Christopher Wood of Jefferies stated in his weekly investor newsletter that India’s suspension of Rs 2,000 currency notes, which he termed “mini-demonetization”, has no monetary policy implications but may have political motivations, as reported by Reuters.
Wood stated in his weekly column ‘GREED & Fear’ that the note withdrawal is “officially being rationalized from an anti-corruption standpoint. However, there is also a political motive on the part of the incumbent BJP government in regards to opposition party funding activities. India’s elections are financed by cash-filled vaults.
Christopher Wood is Jefferies’ global director of equity strategy. Multiple times, prestigious publications such as Asiamoney and Institutional Investor have referred to him as the “best strategist” in Asia.
Christopher Wood stated the note removal is “officially rationalised on the anti-corruption angle.”
In light of this year’s state elections and 2024’s general election, the analyst believes that the withdrawal of Rs 2,000 notes will not have a significant impact on the economy.
In contrast to the 2016 demonetization, there has not been a stampede to deposit local currency in local banks. In lieu of mangoes, consumers have chosen to spend their money on a variety of products, from luxury timepieces to mangoes.
Wood continues to be “constructive” for India. “From a stock market perspective, the most obvious positive is that the monetary tightening cycle is nearly over, as inflation has declined in recent months,” he wrote.

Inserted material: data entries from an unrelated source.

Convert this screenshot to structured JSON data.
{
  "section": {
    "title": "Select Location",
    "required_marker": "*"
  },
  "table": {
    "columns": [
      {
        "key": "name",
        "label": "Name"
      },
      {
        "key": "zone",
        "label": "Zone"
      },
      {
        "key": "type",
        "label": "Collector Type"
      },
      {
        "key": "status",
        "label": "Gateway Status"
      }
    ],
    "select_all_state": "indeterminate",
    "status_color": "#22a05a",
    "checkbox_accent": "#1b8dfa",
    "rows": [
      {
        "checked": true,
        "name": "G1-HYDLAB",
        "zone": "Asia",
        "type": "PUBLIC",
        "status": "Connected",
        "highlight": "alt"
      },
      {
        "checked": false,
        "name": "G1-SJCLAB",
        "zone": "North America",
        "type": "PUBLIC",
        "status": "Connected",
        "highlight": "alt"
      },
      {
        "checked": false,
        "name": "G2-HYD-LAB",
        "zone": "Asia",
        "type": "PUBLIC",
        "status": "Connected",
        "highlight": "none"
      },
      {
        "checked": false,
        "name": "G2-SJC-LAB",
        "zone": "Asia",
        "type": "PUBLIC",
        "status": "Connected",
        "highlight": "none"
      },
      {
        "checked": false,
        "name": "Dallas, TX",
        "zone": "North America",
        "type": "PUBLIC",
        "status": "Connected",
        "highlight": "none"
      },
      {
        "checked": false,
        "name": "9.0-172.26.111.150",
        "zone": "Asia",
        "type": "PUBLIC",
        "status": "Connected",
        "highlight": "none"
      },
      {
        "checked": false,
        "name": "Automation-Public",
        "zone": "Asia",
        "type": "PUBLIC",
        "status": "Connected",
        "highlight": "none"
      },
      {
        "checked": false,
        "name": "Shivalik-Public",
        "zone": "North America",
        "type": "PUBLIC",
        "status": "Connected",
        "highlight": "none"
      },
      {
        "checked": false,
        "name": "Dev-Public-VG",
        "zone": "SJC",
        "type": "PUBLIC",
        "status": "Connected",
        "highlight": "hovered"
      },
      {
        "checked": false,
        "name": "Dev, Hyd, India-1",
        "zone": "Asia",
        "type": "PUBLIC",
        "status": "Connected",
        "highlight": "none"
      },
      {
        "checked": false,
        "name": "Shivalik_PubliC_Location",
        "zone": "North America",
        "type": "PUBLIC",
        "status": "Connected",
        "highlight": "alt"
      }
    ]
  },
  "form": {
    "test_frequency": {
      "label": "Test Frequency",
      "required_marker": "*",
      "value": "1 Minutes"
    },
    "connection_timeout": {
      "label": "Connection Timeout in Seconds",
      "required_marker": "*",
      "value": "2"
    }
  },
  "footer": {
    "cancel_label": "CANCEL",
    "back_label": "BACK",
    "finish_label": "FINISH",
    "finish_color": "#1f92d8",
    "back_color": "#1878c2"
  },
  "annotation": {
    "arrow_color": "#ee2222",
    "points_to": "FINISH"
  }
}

In April, headline inflation fell to 4.7%, and it is anticipated that it will fall further to approximately 4% in May. Chris Wood anticipates a 5% average inflation rate for the current fiscal year. In addition, he anticipates a reduction in policy rates later this year or the following year.
Chris Wood asserts that, now that the monetary policy tightening cycle has ended, there is no clear immediate catalyst for a further de-rating of valuations, with the possible exception of external risk-off market activity.
According to his observations, the forward price-to-earnings ratio for the stock markets is 18x, which is marginally higher than the 10-year average of 17.4x.
“Recently, foreign investors have returned as net buyers of Indian equities as they retreat from China,” said Wood. From December to February, foreign investors sold 4.5 billion dollars’ worth of Indian stocks, but since March, they have purchased 7 billion dollars’ worth of shares.